2. Nach dem Marinieren wird der Sauerbraten trocken getupft, leicht mit Salz und Pfeffer gewürzt und in einer Pfanne scharf dunkelbraun angebraten – kurz vor Abschluss mit den Zwiebeln. Die Marinade wird inzwischen durch ein Sieb gegossen und zur Seite gestellt, mit einem Teil wird der Braten abgelöscht.
3. Im Bräter bzw. Schmortopf wird Puderzucker leicht karamellisiert. Der Apfel, das Wurzelgemüse und ein wenig Tomatenmark werden hinzu gegeben. Alles wird leicht angebraten und man löscht es mit dem Bratensatz der Pfanne ab. Den Braten gibt man darauf und lässt ihn etwa 2 Stunden vor sich hinschmoren, anfangs zugedeckt und später offen. Bei mehrmaligem Zugießen wird weitere Marinade hinzugefügt bzw. der Braten wird mit Bratenflüssigkeit übergossen. Im Bräter muss sich immer genügend Flüssigkeit befinden. Etwa 20 – 30 min vor Ende des Bratvorgangs kommen die Gewürze hinzu, die man ziehen lässt.

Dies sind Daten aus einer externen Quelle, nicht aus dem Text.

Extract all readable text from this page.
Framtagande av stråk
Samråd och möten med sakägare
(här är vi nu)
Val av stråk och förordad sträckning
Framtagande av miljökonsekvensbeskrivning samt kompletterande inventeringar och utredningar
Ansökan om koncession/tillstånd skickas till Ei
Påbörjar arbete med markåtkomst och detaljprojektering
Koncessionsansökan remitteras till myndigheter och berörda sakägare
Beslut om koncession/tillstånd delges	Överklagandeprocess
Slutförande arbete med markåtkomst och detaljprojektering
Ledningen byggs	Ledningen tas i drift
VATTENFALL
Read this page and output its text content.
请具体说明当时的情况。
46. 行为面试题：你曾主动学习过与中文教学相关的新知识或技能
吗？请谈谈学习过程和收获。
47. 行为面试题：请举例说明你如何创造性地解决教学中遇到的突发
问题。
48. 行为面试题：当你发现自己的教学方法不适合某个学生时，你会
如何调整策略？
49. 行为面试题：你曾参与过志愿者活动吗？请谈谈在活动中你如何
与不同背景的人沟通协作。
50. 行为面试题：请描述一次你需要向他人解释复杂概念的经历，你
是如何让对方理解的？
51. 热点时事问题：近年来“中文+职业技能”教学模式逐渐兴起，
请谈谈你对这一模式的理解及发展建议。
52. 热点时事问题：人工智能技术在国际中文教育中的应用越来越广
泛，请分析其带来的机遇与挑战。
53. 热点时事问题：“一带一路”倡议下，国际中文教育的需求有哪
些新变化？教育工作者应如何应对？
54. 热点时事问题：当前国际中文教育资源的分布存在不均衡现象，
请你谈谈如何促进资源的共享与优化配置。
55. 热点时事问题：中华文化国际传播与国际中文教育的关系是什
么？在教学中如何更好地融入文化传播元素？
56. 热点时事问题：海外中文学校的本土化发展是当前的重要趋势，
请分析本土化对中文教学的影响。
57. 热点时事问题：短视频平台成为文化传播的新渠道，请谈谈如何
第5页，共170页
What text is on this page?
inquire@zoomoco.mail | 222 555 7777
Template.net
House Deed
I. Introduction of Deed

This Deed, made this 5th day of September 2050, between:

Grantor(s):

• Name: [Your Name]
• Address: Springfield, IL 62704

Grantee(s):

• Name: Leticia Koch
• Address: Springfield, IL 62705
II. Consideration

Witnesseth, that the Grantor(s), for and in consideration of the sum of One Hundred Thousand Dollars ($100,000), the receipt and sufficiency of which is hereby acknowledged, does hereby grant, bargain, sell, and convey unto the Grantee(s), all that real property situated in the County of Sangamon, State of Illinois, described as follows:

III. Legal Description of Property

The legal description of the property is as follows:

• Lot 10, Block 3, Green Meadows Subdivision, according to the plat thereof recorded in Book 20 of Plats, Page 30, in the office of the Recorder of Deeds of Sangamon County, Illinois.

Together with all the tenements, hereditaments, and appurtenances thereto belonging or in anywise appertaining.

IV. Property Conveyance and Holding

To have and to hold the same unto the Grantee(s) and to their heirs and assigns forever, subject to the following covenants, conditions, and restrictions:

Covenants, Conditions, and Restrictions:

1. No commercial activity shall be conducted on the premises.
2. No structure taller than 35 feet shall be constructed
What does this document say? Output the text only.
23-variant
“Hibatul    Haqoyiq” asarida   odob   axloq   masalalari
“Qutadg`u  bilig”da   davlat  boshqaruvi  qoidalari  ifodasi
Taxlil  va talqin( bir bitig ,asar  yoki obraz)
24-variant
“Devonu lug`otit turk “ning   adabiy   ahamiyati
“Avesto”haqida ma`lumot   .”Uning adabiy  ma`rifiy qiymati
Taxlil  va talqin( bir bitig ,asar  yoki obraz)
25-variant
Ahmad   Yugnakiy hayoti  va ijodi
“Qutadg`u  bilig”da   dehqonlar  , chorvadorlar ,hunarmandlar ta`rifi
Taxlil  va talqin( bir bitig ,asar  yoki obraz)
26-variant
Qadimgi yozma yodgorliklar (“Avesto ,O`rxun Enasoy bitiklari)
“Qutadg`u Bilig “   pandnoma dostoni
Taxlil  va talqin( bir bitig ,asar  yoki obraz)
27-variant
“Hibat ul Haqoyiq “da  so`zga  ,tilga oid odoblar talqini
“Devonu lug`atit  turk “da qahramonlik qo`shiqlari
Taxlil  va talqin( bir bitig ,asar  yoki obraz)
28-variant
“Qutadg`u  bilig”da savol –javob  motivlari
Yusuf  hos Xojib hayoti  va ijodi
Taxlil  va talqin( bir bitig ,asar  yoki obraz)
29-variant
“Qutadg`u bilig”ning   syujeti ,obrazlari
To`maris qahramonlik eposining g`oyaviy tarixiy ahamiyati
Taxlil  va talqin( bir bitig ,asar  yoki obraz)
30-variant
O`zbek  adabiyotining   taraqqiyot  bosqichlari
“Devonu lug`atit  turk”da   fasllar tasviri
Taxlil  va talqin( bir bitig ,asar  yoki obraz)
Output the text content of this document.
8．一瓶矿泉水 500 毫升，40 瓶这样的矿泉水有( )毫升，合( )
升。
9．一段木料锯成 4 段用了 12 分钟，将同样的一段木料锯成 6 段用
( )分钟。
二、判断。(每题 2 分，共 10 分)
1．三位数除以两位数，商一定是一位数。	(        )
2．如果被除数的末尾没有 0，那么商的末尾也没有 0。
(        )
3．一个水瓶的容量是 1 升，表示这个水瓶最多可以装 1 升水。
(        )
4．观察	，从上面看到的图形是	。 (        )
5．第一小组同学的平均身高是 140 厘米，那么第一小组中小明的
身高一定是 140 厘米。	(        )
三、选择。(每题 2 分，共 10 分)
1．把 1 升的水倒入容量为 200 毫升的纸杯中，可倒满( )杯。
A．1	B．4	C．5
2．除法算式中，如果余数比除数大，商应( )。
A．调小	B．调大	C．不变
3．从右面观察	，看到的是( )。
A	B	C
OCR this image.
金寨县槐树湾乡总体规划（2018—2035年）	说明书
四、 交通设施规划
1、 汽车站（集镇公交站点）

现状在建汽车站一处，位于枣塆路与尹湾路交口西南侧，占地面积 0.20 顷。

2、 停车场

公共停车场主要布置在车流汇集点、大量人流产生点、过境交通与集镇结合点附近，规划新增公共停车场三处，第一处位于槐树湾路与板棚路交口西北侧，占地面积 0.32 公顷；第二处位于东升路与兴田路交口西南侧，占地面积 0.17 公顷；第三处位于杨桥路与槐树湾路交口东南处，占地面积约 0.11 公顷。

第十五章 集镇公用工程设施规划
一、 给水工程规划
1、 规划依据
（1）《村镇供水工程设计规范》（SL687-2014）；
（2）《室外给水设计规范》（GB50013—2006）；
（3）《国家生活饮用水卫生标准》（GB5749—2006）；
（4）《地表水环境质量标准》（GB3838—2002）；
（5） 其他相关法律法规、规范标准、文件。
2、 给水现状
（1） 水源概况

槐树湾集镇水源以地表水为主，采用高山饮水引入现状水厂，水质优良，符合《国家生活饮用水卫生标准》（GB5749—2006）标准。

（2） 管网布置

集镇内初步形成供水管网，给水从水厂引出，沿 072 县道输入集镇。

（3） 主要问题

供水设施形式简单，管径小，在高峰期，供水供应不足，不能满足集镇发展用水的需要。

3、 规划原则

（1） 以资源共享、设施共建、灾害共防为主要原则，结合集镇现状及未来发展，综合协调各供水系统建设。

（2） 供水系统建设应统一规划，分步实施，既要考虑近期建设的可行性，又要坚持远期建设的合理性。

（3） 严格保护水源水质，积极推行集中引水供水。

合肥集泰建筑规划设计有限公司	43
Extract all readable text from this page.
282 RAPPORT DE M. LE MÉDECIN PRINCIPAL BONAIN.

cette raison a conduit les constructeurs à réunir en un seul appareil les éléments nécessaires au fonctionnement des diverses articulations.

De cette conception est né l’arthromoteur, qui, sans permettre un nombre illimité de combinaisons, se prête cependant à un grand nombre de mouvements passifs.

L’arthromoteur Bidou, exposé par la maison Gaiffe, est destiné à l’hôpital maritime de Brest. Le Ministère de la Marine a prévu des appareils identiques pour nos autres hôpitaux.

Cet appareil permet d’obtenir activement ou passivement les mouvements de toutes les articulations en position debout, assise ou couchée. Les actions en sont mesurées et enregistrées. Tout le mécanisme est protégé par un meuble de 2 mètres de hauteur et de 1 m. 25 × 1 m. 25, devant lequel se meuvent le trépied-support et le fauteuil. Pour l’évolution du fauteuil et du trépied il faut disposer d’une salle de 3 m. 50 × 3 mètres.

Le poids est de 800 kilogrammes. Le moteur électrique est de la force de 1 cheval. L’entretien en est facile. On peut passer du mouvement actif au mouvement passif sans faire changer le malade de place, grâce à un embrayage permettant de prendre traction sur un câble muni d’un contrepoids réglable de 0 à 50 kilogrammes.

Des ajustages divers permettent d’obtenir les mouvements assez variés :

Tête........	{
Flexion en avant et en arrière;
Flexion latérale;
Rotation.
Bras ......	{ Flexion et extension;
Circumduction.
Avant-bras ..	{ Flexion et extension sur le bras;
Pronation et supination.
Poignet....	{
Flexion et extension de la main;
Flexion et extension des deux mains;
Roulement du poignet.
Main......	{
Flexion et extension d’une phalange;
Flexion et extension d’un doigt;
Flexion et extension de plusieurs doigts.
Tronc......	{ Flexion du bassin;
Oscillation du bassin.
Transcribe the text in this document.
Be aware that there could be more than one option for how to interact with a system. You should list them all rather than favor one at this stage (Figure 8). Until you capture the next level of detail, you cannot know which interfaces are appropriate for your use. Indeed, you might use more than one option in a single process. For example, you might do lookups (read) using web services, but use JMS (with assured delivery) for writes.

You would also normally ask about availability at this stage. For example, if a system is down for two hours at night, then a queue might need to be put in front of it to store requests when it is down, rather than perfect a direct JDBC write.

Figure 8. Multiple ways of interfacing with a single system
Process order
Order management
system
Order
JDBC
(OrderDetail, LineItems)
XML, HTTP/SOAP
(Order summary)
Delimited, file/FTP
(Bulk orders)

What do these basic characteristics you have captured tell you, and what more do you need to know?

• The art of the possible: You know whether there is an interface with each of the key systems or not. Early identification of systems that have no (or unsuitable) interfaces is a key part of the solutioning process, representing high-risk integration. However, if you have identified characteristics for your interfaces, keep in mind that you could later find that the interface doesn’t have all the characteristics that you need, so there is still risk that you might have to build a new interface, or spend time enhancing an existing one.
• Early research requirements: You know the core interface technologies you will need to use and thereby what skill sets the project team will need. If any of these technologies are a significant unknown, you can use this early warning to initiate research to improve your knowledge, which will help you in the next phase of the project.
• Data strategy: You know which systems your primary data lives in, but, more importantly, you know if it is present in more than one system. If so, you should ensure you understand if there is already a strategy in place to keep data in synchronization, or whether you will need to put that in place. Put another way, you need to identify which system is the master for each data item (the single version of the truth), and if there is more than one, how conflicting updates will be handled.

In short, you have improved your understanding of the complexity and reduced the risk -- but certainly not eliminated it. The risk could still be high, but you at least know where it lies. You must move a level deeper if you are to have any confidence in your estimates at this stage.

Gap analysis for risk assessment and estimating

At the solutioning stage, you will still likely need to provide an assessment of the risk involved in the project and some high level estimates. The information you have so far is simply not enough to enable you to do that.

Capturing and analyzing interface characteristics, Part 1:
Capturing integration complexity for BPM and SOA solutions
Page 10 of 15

4. Der Braten wird herausgenommen und die Soße mit einem Teil der Bratenflüssigkeit und der noch vorhandenen Marinade zubereitet. Hier entscheidet sich, ob das beigefügte Gemüse gesondert mit der Soße serviert oder durch ein Sieb gestrichen bzw. mit dem Zauberstab püriert wird. HJS püriert, gerne auch die Gewürze, die Lorbeerblätter werden allerdings herausgenommen. Dann kommen die gewaschenen Rosinen, der zerbröselte Soßenkuchen und die Saure Sahne hinzu. Der Geschmack wird abgestimmt und die Soße noch mal aufgekocht. Je nach Konsistenz wird sie mit Mehl oder Stärkemehl gebunden.
Anmerkung
An Stelle des Essigsuds nimmt man im Südthüringer Raum zum Fleischeinlegen oft Buttermilch, aber auch Bier ist möglich. Zum Rheinischen Sauerbraten kommt bei der Soßenzubereitung traditionell Rübenkraut (Rübensirup) hinzu.